In our current world, we are dealing with a new ball game. And because it is tragic, it has dawned on us that the joys we have had, the mysterious mechanisms that lift our spirits, are potentially gone forever. Or if they return to us they will be in new forms, potentially not as wonderful.

Our Lost World: 5 Stages of Grief 2

As the chart above makes clear, there is a pattern to any grief cycle. And in reference to the pandemic, if you are like me, the first stage might have been something like, “Oh this is just a different kind of flu but its still a flu. Whats the big deal!” Then the second stage was on the order of, “How come we weren’t more prepared?&^%$#” “We still subsidize oil companies yet doctors and nurses don’t have the protection they need? WTF!%$^#@”

As the number of cases increased around the world and the stories started to surface of the seriousness of people in advanced stages of the disease, our moods shifted into feelings of helplessness and depression. “Even if I wear a mask and wash my hands 100 times I can’t reduce the risk to zero!” “I just coughed. Does that mean I’m getting the coronavirus?”

The Bargaining stage includes the desire to reach out, to remotely chat with lost friends and distant relatives, as well as virtually huddle and cuddle around our loved ones. “We are in this together!” “If this pandemic doesn’t build character I don’t know what will.”

I’m not quite sure we are at the Acceptance stage of the grief cycle, as there are too many unknowns to even figure out what the new normal is going to look like.


As far as the world of travel goes, it may seem like we are not even at the Bargaining stage (see above chart). What will travel look like in 2 or 4 months? Will we have hotel disinfectant ratings that are scrutinized the way we currently approach accommodation reviews?

Or will we find new types of freedom that seize us in ways that are too hard to even define?

It’s too early to tell. But it would be wise to consider these words from the great travel writer Paul Theroux:

most travel is a reminder of boundaries and limits. For example, millions of travelers go to Bangkok or Los Cabos, but of them, a great number head for a posh hotel and rarely leave: The hotel is the destination, not the city. The same can be said for many other places, where the guest in the resort or spa — essentially a gated and guarded palace — luxuriates in splendid isolation.

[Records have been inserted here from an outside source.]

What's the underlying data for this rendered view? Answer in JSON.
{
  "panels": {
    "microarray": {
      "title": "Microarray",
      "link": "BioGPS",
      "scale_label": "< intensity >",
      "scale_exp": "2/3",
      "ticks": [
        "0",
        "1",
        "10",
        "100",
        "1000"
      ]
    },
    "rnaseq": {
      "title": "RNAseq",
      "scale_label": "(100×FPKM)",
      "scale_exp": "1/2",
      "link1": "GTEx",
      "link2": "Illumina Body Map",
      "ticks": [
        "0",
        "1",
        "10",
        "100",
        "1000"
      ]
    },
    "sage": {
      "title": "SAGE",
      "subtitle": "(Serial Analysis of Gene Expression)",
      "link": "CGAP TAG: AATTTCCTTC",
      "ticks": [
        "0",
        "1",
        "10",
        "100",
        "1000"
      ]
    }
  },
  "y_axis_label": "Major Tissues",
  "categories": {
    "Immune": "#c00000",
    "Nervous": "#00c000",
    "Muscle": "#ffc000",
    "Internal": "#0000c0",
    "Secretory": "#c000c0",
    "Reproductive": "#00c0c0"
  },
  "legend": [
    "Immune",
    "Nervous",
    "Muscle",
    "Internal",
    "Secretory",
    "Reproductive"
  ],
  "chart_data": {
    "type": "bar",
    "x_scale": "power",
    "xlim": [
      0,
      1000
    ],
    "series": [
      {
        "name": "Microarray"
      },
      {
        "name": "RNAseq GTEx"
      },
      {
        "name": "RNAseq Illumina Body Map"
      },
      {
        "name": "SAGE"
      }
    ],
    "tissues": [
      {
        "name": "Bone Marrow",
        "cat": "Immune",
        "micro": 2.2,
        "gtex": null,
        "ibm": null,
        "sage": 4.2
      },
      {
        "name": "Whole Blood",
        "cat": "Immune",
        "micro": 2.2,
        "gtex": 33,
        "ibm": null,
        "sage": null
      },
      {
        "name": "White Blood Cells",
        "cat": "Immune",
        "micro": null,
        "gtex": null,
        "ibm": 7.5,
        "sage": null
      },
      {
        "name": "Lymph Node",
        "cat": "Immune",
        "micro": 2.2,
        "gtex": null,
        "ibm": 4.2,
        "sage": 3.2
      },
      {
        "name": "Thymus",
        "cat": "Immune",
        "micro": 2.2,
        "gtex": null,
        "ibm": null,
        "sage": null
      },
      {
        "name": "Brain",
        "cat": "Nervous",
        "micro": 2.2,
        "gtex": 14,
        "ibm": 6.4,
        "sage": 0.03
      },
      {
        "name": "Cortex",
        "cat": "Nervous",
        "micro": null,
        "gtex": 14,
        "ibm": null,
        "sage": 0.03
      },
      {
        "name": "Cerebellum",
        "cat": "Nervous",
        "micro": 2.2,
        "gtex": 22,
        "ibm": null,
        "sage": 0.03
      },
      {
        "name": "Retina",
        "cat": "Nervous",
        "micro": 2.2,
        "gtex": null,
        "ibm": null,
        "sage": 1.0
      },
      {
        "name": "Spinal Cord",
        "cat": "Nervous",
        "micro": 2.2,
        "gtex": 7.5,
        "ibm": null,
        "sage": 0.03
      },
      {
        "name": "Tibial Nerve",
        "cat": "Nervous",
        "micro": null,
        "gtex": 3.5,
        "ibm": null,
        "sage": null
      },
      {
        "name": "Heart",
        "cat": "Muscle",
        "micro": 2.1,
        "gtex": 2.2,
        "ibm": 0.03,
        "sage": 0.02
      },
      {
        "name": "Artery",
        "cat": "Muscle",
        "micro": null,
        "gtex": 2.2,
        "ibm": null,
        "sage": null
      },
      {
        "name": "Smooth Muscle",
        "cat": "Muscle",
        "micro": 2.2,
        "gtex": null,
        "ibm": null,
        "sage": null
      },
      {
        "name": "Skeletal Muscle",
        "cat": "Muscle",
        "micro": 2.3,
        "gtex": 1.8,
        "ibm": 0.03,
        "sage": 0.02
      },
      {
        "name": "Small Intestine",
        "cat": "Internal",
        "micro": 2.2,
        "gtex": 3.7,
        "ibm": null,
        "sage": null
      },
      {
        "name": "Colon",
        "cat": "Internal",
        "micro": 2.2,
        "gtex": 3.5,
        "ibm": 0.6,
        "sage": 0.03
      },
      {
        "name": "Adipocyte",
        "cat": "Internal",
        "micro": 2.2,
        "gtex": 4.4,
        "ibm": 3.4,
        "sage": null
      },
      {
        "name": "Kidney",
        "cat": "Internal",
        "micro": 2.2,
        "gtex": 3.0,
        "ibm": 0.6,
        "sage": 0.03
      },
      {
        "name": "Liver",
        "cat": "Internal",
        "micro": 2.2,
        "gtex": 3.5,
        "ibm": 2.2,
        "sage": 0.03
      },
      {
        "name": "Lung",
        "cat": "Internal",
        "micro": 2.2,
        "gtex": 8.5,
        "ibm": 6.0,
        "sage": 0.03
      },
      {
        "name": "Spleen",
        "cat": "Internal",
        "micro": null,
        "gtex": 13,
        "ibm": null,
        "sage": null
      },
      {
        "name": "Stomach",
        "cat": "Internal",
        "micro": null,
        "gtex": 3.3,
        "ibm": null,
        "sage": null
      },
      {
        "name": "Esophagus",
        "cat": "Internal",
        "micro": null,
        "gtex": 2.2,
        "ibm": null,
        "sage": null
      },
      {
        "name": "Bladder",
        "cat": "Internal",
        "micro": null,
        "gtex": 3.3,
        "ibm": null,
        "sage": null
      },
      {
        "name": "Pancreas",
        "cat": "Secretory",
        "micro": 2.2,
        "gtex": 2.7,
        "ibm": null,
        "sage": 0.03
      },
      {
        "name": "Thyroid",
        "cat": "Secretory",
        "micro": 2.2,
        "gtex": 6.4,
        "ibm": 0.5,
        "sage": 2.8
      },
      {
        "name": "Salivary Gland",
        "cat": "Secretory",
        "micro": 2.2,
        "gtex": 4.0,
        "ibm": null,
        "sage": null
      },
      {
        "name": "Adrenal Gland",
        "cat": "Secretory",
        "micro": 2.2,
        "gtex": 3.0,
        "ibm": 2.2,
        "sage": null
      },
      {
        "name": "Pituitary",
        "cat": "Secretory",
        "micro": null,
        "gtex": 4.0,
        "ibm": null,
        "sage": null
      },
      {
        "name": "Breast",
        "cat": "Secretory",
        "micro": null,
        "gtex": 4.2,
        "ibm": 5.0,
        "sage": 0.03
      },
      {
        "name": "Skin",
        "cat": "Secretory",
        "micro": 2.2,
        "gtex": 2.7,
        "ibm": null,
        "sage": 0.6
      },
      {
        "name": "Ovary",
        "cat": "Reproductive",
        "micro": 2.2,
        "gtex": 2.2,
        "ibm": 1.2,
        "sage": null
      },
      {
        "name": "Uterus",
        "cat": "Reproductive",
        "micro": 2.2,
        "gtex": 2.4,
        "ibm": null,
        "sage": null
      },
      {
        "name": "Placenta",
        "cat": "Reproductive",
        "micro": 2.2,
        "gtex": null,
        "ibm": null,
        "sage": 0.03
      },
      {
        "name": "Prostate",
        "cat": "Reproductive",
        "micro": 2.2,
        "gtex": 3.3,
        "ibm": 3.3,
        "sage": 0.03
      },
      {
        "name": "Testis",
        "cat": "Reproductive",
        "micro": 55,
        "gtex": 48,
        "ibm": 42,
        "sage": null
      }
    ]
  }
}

The most enlightening trips I’ve taken have been the riskiest, the most crisis-ridden, in countries gripped by turmoil, enlarging my vision, offering glimpses of the future elsewhere. We are living in just such a moment of risk; and it is global. This crisis makes me want to light out for the territory ahead of the rest.

Yes, we can imagine that when the restrictions are lifted it will feel like being released from a cage. And if we take Theroux’s advice we will try to enlarge our vision, to perhaps see an interdependent world where our differences are celebrated and our freedoms are cherished.